Escorpião


Liguei-lhe e disse que tínhamos de ter uma conversa séria. Claro que ele imaginou todas as coisas de mal que fez e provavelmente ficou no zero porque não tinha feito nada. Perguntou-me afinal o que queria eu. Bem, nem eu sei o que queria ou que quero ao certo, mas não queria certamente que ele fosse igual a mim e era sobre isso que eu tinha de lhe falar. Desliguei a chamada e corri para a casa dele. 

Enquanto esperava por ela, imaginei tudo o que poderia ter feito ou não, e quando dei por mim percebi que esta era umas das raríssimas vezes em que ela não tinha errado em nada na minha vida. Mas continuava cheio de medo porque quando ela dizia que tinha algo para falar, - e não que ela precisasse de avisar, porque volta e meia ela dizia o que lhe apetecia com demasiada exactidão para ser espontâneo -, saiam dela verdades inabaláveis e perguntas difíceis de responder. Esperei, colado no sofá, que ela chegasse, enquanto via qualquer coisa na televisão sobre casais. Temia sempre por estas esperas, às vezes ela chegava e dizia que nem era nada relevante, mas eu temia sempre porque ao fim ao cabo era sempre qualquer coisa muito importante para mim. 

Gostava que ele soubesse que não dormi a noite toda a pensar no que lhe dizer ou, então, o porque das atitudes dele. Preocupava-me com ele e nunca era demais. Não podia guardar mais para mim todas as perguntas para as quais não encontrava resposta e não fazia ideia do que lhe podia faltar porque achava que não lhe faltava nada na vida. Era isso que tinha de descobrir, uma razão. Demoro mais um bocado por causa disso, estou a pensar como não o magoar.

Nunca mais chega. Disse que vinha já, que esperasse por ela e ainda não chegou porquê? Não terá acontecido nada, mas pronto ela atrasasse sempre, nem sei porque parei o meu dia a espera dela. Já devia conhecê-la. Ou não, porque ela surpreendia-me sempre. O programa na televisão está cada vez mais estúpido. 

Cheguei e vi-o sentado no sofá a olhar para a televisão. Com o ar mais triste do mundo e do qual ele nem se apercebia. Estou cada vez mais inquietada, nem sei onde ir, onde pousar a mala, o que fazer afinal. "Ele não vê como está?", só consigo pensar nisso. 

Chegou. Está com aquele olhar de confusão, com aquele desajeito no corpo. Pergunto-lhe se quer ajuda para guardar as coisas. Mas sai-me logo pela boca "O que foi?". Assim bruto e em protecção de mim mesmo. Vejo o olhar dela e percebo logo que não lhe fiz nada, mas que aquilo que eu fiz é pior que isso.
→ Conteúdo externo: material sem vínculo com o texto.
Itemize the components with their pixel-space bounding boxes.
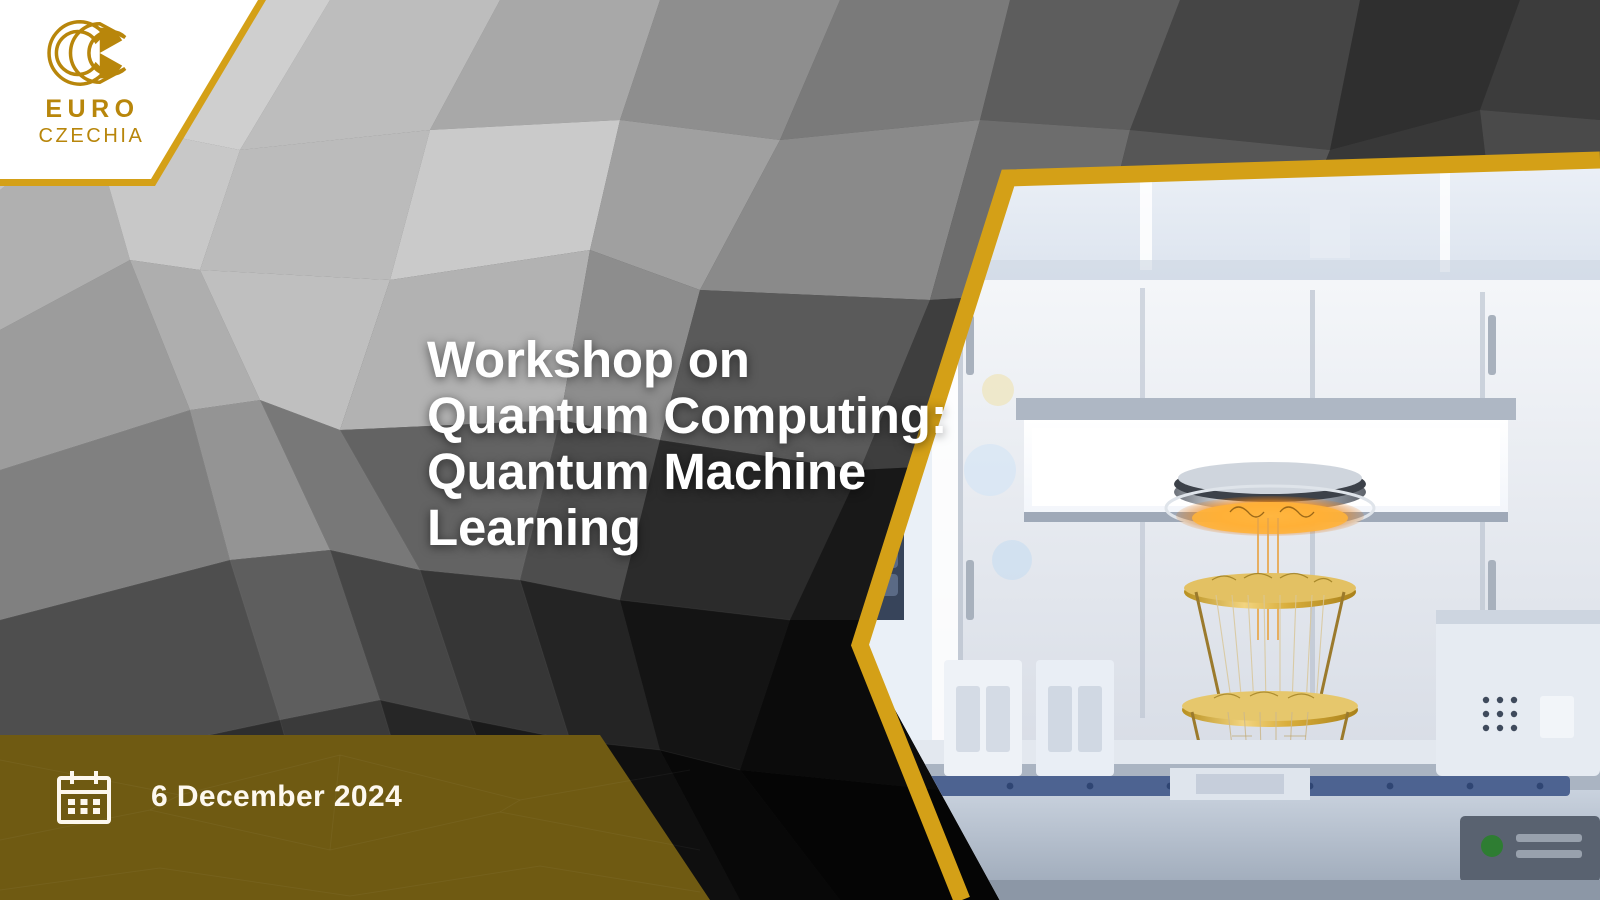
title-line-2: Quantum Computing: — [427, 388, 987, 444]
title-line-3: Quantum Machine — [427, 444, 987, 500]
event-banner: EURO CZECHIA — [0, 0, 1600, 900]
date-bar: 6 December 2024 — [0, 700, 760, 900]
logo-panel: EURO CZECHIA — [0, 0, 290, 200]
date-row: 6 December 2024 — [55, 768, 402, 826]
logo-text-euro: EURO — [0, 96, 180, 124]
logo-text-czechia: CZECHIA — [0, 124, 180, 149]
logo-lockup: EURO CZECHIA — [0, 14, 180, 149]
title-line-1: Workshop on — [427, 332, 987, 388]
event-title: Workshop on Quantum Computing: Quantum M… — [427, 332, 987, 556]
calendar-icon — [55, 768, 113, 826]
double-c-monogram-icon — [30, 14, 150, 92]
title-line-4: Learning — [427, 500, 987, 556]
event-date-text: 6 December 2024 — [151, 780, 402, 814]
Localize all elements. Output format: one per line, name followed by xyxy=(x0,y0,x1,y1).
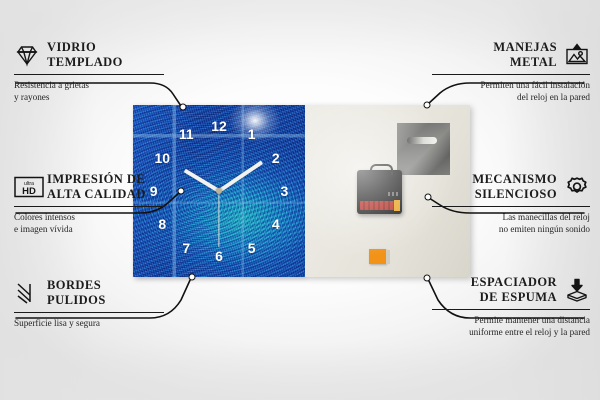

Nem me lembro do que disse mas fui directa ao assunto, não fui suave como queria mas estava que uma voz tão tremida que a mensagem de que era suposto ser uma conversa calma foi passada. Disse-lhe. Disse-lhe de uma vez. Disse-lhe que a vida dele estava uma merda, que ele se perdeu das coisas dele e dele mesmo, que estava a ficar diferente até fisicamente, que o vi na rua e não o reconheci e que isso era desperdício porque quem não o conhecia só me dizia como ele era interessante. Merda. Ele continua interessante, mas está a desfazer-se. Disse-lhe que tinha que se levantar, fazer alguma coisa para mudar aquilo e afinal o que lhe doía tanto que o impedia de saber, perguntei, perguntei muitas vezes para lhe arrancar a resposta. Disse-lhe que tomei ainda mais atenção quando as pessoas que gostavam dele vieram dizer-me que elas próprias qualquer dia lhe diziam a verdade e eu tive que me antecipar, era a  minha obrigação. E a minha obrigação de estar ao lado dele não estava a ser cumprida porque em todos os dias ele se afundava mais e eu já estive nesse lugar e não queria isso para ele. Chorei para lhe dizer isso mesmo, que eu não aguentava que ele me seguisse nesse aspecto. Tentei dar-lhe conselhos mas acima de tudo queria que ele se libertasse e falasse. 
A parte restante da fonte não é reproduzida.